Mais, dans un grand nombre de villes, les chefs catholiques s'opposèrent à l'exécution de ces ordres sanguinaires. Parmi ces hommes courageux, on doit citer le comte de Tende, en Provence; Gordes, de la maison de Simiane, en Dauphiné; Saint-Hérem, en Auvergne; Charni, de la maison de Chabot, en Bourgogne; La Guiche, à Mâcon; le brave d'Ortez, à Bayonne; Villars, consul de Nîmes.

«On attribue communément les forfaits de Catherine de Médicis, dit Saint-Foix, à l'ambition de gouverner, et à l'embarras où elle se trouvait entre les Guises et les chefs du parti calviniste; pour moi, continue-t-il, après avoir lu, examiné et discuté tout ce qui a été écrit pour et contre, je pense que, formée pour brouiller et détruire, il en était de son âme comme d'un être infecté dans son germe, et qui devint un fléau; qu'une autorité sans trouble ne l'eût point flattée; qu'elle ne se plaisait qu'au milieu des orages, et qu'elle aurait semé la discorde et la division dans la cour la plus tranquille et la plus soumise. Rien ne dévoile mieux toute l'horreur de son caractère, que l'éducation de ses enfans. Elle voulait que des combats de coqs, de chiens et d'autres animaux, fussent une de leurs récréations ordinaires. S'il y avait quelque exécution considérable à la Grève, elle les y menait. Et, pour les rendre aussi lascifs que sanguinaires, elle donnait de temps en temps de petites fêtes, où ses filles d'honneur, les cheveux épars, couronnées de fleurs, servaient à table à demi nues. Charles IX, avec le caractère le plus impétueux, avait d'ailleurs de grandes qualités; l'éducation le pervertit entièrement. Papire Masson rapporte qu'un des grands plaisirs de ce prince était de montrer son adresse à abattre d'un seul coup la tête des ânes et des cochons qu'il rencontrait dans son chemin, en allant à la chasse; et qu'un jour, Lansac, un de ses favoris, l'ayant trouvé l'épée à la main contre son mulet, lui demanda gravement: Quelle querelle est donc survenue entre sa majesté très-chrétienne et mon mulet?

«Catherine de Médicis, les Guises, le chancelier de Birague et les Gondis étaient des étrangers qui gouvernaient le royaume: ils formèrent et dirigèrent le complot du massacre de la Saint-Barthélemy. Il me semble, ajoute Saint-Foix, qu'on doit en reprocher un peu moins l'horreur à notre nation, que celle des proscriptions aux Romains; Sylla et Auguste étaient Romains.»

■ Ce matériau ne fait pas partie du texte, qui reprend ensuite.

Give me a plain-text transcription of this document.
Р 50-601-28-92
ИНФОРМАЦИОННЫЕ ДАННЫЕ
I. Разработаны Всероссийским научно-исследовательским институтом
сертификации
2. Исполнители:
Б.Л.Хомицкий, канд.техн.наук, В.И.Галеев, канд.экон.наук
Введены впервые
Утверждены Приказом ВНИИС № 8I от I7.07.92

Quoi qu'il en soit, environ soixante-dix mille Français furent égorgés au sein de la capitale, sans compter ceux qui furent assassinés dans les provinces, ceux qui périrent les armes à la main, et les protestans immolés au massacre de Vassy, qui avait été comme le prélude de celui de la Saint-Barthélemy.

Enfin, quoique de fanatiques historiens aient été les apologistes de cette infernale journée, quoiqu'on ait loué à Rome le zèle pieux de Charles IX, et le terrible exemple qu'il avait fait, disait-on, des hérétiques; quoique le cardinal Baronius ait dit que cette action était nécessaire; quoique le parlement de Paris ait ordonné alors une procession annuelle en mémoire de cette exécution; quoique le pape Grégoire XIII (Buoncompagno) ait été transporté de la joie la plus vive lorsqu'il en reçut la nouvelle, et en ait fait rendre grâce à Dieu; il n'en est pas moins vrai qu'aujourd'hui il n'est plus qu'une opinion sur cette infâme journée; on ne se la rappelle qu'avec une horreur profonde; l'on s'indigne, et l'on tremble pour l'humanité, quand on voit la dissimulation, jointe au fanatisme et à la cruauté, produire de si grands attentats.

Cette Saint-Barthélemy, au moyen de laquelle on croyait extirper toutes les causes de troubles, n'eut pas même l'avantage de produire l'effet qu'on s'en était promis. La guerre civile éclata de nouveau avec plus de fureur; les protestans échappés au massacre coururent à la vengeance. Ils combattirent avec ce désespoir qui fait acheter chèrement le triomphe aux vainqueurs.